Will AI make us more human?

In a conversation about technology and humanity, connection and creativity, talking about Artificial Intelligence and the emergency of generative AI programs in creativity is almost obvious. Ivy Ross introduces the topic on her own, anticipating my intentions and spoiling a couple of precise questions I had prepared for this interview. Her views are also a relevant point of view since they comes from a Google VP, a company with huge investments in AI, even if Ivy Ross stresses the fact that she’s sharing with Domus not Google’s, but just her own personal opinion, mostly based on how far she’s gone playing to understand AI capabilities. There’s been a lot of talk in town about AI, but as she points out, we’re still just experimenting with it. 

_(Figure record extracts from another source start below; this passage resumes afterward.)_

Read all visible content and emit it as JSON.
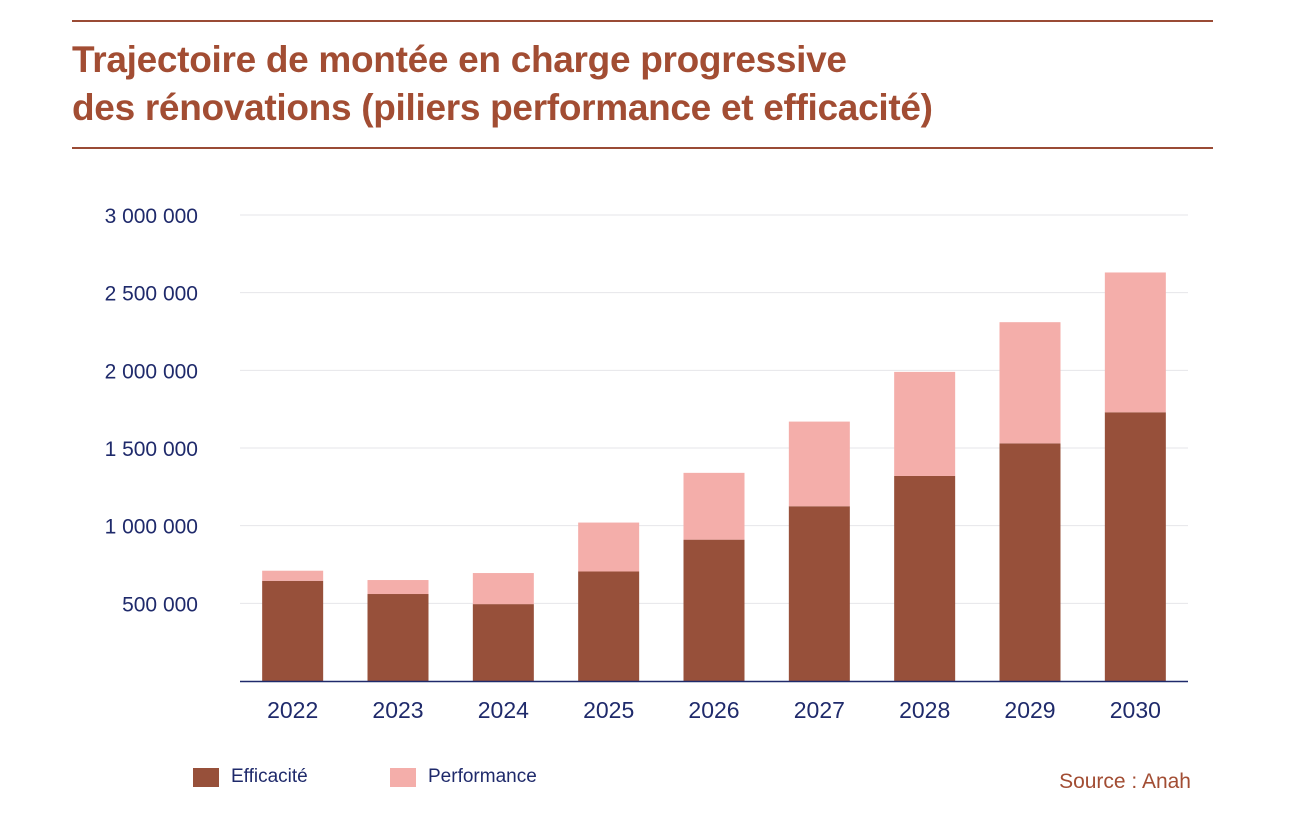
{
  "title_lines": [
    "Trajectoire de montée en charge progressive",
    "des rénovations (piliers performance et efficacité)"
  ],
  "source": "Source : Anah",
  "colors": {
    "efficacite": "#97503a",
    "performance": "#f4aeaa",
    "title": "#a24d33",
    "axis_text": "#1f2a6b",
    "grid": "#e6e6ea",
    "axis": "#1f2a6b"
  },
  "chart_data": {
    "type": "bar",
    "stacked": true,
    "categories": [
      "2022",
      "2023",
      "2024",
      "2025",
      "2026",
      "2027",
      "2028",
      "2029",
      "2030"
    ],
    "series": [
      {
        "name": "Efficacité",
        "values": [
          645000,
          560000,
          495000,
          705000,
          910000,
          1125000,
          1320000,
          1530000,
          1730000
        ]
      },
      {
        "name": "Performance",
        "values": [
          65000,
          90000,
          200000,
          315000,
          430000,
          545000,
          670000,
          780000,
          900000
        ]
      }
    ],
    "ylim": [
      0,
      3000000
    ],
    "yticks": [
      500000,
      1000000,
      1500000,
      2000000,
      2500000,
      3000000
    ],
    "ytick_labels": [
      "500 000",
      "1 000 000",
      "1 500 000",
      "2 000 000",
      "2 500 000",
      "3 000 000"
    ],
    "grid": true,
    "legend_position": "bottom-left"
  }
}
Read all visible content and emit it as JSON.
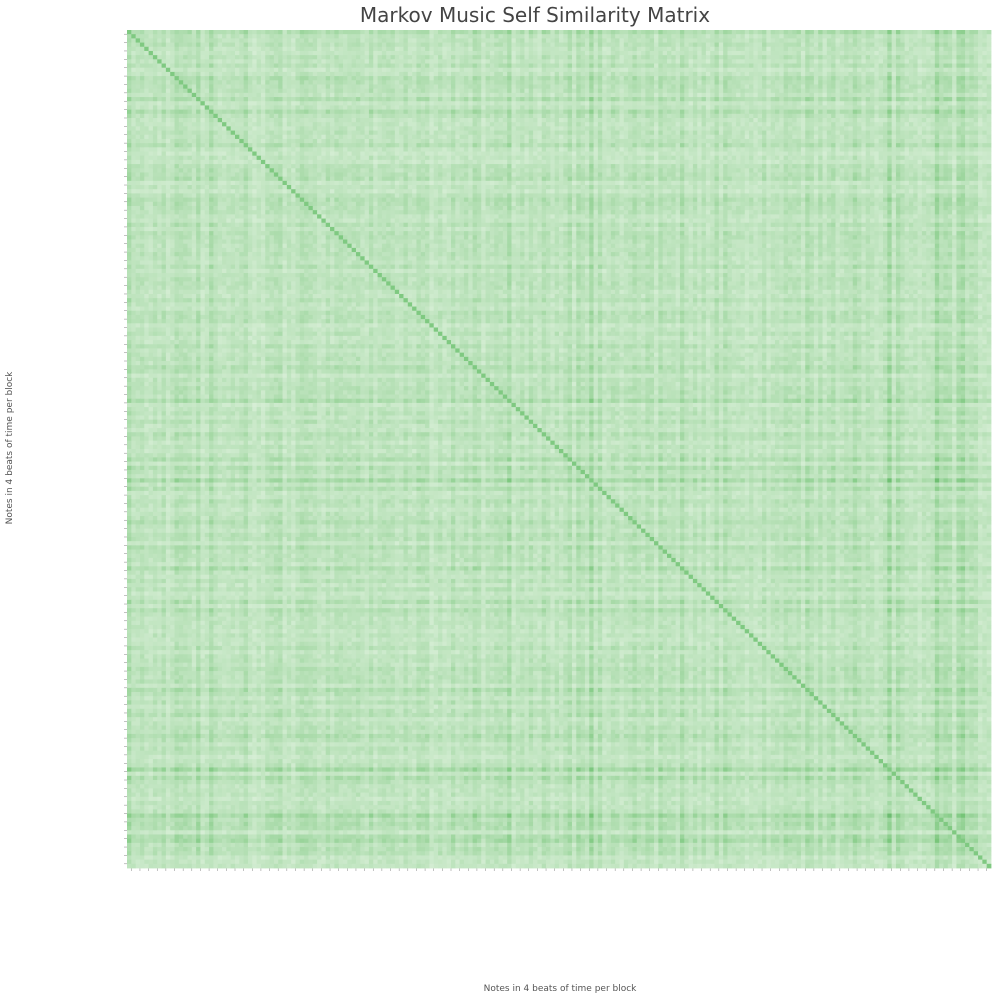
{
  "chart_data": {
    "type": "heatmap",
    "title": "Markov Music Self Similarity Matrix",
    "xlabel": "Notes in 4 beats of time per block",
    "ylabel": "Notes in 4 beats of time per block",
    "n_blocks": 200,
    "colormap": {
      "low": "#f7fcf5",
      "high": "#00441b",
      "name": "Greens"
    },
    "value_range": [
      0,
      1
    ],
    "x_tick_labels": "dense, unreadable note-group labels (one per block)",
    "y_tick_labels": "dense, unreadable note-group labels (one per block)",
    "grid": false,
    "legend": "none"
  }
}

We looked at our competitors that we admire and we said that we wanted to be more human.

Ivy Ross

Google Gemini. Courtesy Google

“I’ve tried it for imagery, but I don’t use it for that”, she comments. “I do use as a base for certain information. It’s a good starting point”. AI is a great foundational tool, according to Ross, “but you have to add the human piece”. That’s why on a wider scenario she considers Artificial Intelligence “as a good thing”, because it forces “to be more imaginative and creative as humans”, and “to add something to this technology and bring it to a new place”. Things will eventually change in the future, she observes. “But I think that only humans have the ability to imagine things forward”, she adds. And the future outcome will be that “we’ll be copiloting at the end”, but before this, the machines will have to learn to do their job, “and we need to do ours”, that is, according to Ross, “understanding our creative and imaginative abilities so that we can bring something new to the machine”.

But that’s a future that still looks far away. On a shorter schedule, we expect the new Pixel 9 lineup to be launched before the end of the year and hope to welcome back Google at Fuorisalone 2025.